TAS was one of the first training programs to treat selling as a prescriptive process that could be applied across a salesforce. It taught 20-questions for qualifying the validity of pursuing one sales opportunity compared to another. Five military strategies were taught to assist making decisions about how to deal with competitors during a sale, based on the writings of Chinese general Sun Tzu in the book The Art of War. The effect of relationship dynamics, politics and personal influence between buyers were also in the curriculum.

Students spent two days in a classroom environment learning the theory and planning how to apply it to current sales projects. They then attended a third day Test & Improve session in which peers critiqued the quality of their 10-page sales plans in reviews that lasted 90 minutes each.

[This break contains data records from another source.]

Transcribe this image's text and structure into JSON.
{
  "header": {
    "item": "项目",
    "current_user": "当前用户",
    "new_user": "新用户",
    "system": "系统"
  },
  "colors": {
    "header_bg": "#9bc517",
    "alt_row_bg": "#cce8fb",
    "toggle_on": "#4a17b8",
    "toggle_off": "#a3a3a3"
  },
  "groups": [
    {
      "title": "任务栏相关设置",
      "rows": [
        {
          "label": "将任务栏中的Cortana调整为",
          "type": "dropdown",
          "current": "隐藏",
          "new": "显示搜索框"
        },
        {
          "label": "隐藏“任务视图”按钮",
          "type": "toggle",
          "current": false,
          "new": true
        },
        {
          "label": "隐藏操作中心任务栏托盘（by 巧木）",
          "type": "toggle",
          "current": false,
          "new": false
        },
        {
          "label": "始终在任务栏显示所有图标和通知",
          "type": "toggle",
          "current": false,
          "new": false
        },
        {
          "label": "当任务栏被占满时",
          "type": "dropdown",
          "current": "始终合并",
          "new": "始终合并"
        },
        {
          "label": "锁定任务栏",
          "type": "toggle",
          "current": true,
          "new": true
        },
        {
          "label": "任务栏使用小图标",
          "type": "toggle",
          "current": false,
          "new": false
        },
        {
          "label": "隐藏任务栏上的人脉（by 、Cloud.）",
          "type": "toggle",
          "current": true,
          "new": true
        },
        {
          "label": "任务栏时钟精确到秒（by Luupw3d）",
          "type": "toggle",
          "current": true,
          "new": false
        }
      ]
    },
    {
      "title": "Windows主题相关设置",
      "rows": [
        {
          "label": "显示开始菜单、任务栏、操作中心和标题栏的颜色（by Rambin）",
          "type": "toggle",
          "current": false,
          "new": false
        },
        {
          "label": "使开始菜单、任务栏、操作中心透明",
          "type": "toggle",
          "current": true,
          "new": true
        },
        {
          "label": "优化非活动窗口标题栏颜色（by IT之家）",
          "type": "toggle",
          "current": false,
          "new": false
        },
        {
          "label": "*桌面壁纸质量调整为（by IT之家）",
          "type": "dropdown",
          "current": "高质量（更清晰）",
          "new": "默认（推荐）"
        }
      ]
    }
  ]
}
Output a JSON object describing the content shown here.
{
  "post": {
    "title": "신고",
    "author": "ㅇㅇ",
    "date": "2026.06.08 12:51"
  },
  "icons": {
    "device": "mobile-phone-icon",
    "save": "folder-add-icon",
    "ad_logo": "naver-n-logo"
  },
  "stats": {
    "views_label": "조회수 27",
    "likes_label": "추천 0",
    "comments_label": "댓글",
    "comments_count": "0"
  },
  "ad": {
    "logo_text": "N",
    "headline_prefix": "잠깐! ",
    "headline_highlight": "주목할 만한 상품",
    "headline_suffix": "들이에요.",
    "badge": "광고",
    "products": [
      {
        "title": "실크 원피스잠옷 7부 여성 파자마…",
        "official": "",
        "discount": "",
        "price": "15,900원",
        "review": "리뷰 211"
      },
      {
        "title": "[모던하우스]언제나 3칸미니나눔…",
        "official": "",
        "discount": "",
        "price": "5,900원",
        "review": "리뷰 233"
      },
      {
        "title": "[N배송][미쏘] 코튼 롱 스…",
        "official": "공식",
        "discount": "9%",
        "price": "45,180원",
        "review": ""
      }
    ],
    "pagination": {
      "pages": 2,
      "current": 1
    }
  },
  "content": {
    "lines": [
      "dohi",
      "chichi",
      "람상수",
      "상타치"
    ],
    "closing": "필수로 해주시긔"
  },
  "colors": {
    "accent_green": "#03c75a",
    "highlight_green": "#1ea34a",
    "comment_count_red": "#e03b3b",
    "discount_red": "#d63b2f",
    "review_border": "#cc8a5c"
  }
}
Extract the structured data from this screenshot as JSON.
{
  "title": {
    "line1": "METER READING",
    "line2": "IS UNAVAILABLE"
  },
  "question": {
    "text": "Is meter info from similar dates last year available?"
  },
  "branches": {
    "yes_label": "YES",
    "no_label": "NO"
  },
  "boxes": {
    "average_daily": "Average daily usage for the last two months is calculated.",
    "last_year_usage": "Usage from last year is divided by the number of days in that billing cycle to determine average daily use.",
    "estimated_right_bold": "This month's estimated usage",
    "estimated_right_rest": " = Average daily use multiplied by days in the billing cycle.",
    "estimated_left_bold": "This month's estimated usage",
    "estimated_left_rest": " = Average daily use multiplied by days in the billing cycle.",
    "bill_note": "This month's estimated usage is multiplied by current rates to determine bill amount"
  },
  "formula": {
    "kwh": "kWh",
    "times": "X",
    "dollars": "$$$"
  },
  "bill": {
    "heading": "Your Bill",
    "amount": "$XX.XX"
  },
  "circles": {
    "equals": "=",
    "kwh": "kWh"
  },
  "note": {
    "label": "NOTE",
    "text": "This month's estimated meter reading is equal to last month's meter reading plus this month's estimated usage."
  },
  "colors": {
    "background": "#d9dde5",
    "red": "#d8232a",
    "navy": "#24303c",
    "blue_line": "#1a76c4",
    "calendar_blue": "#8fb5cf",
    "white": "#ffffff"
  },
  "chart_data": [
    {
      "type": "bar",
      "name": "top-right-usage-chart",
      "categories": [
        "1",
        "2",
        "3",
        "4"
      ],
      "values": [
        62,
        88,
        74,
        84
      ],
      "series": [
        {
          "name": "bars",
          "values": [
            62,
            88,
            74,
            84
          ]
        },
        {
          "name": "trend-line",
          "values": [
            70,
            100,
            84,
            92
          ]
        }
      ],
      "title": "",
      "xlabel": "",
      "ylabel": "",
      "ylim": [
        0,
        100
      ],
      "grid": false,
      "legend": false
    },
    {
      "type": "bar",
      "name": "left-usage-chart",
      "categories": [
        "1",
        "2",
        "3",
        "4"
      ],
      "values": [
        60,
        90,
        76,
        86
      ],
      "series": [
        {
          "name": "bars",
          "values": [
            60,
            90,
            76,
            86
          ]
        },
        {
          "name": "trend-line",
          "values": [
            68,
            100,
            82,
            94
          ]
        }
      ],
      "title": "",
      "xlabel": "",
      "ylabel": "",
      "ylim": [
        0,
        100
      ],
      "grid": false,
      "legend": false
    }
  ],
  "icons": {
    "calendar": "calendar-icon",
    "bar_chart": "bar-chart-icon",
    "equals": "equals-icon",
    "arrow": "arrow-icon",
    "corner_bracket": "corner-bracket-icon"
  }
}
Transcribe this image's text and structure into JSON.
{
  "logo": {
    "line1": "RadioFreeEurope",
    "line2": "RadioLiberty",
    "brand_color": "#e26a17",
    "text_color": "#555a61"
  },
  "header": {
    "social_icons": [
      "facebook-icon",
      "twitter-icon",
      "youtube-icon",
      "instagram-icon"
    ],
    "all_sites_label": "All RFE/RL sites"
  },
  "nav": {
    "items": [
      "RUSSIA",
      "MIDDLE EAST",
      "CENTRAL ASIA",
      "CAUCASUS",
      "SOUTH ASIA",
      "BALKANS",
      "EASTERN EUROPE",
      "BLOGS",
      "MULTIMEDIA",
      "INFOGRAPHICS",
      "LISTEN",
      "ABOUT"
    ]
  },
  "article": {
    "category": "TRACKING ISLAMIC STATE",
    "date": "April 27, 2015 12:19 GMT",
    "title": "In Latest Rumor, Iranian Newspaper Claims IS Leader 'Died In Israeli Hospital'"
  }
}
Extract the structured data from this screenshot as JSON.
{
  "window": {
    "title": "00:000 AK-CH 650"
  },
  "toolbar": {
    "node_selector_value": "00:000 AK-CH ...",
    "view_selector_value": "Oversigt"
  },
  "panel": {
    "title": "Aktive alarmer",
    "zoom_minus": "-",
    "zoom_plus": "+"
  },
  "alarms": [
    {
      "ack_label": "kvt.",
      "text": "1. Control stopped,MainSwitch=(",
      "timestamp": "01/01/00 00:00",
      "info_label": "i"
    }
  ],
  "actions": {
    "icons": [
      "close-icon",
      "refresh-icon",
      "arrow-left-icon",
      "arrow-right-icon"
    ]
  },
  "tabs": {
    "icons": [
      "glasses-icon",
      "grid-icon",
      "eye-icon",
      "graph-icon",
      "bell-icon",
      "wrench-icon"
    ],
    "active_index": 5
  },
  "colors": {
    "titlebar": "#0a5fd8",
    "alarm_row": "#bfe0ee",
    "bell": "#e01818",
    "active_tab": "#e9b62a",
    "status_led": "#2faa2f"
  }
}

A separate one-day manager's workshop, called Managing TAS, taught a system for analyzing each page of the sales plan, and gave a framework for staging the Test & Improve sessions.

Freelance trainers were hired to teach TAS. The difficulty of policing their use of the intellectual property on a global scale has led to TAS becoming one of the most imitated sales training workshops, along with another popular training program, Huthwaite's SPIN Selling.

As a landmark in the sales training industry, TAS provided structure to the selling process, and was a contributor to the industry's evolution. As a genre of sales training titled Opportunity Management, TAS belongs to the same classification of sales training as Holden International's "Power Base Selling", and Valkyrie Management Corporation's "Strategy: the Art of Winning", all originally developed by the same author, Art Jacobs.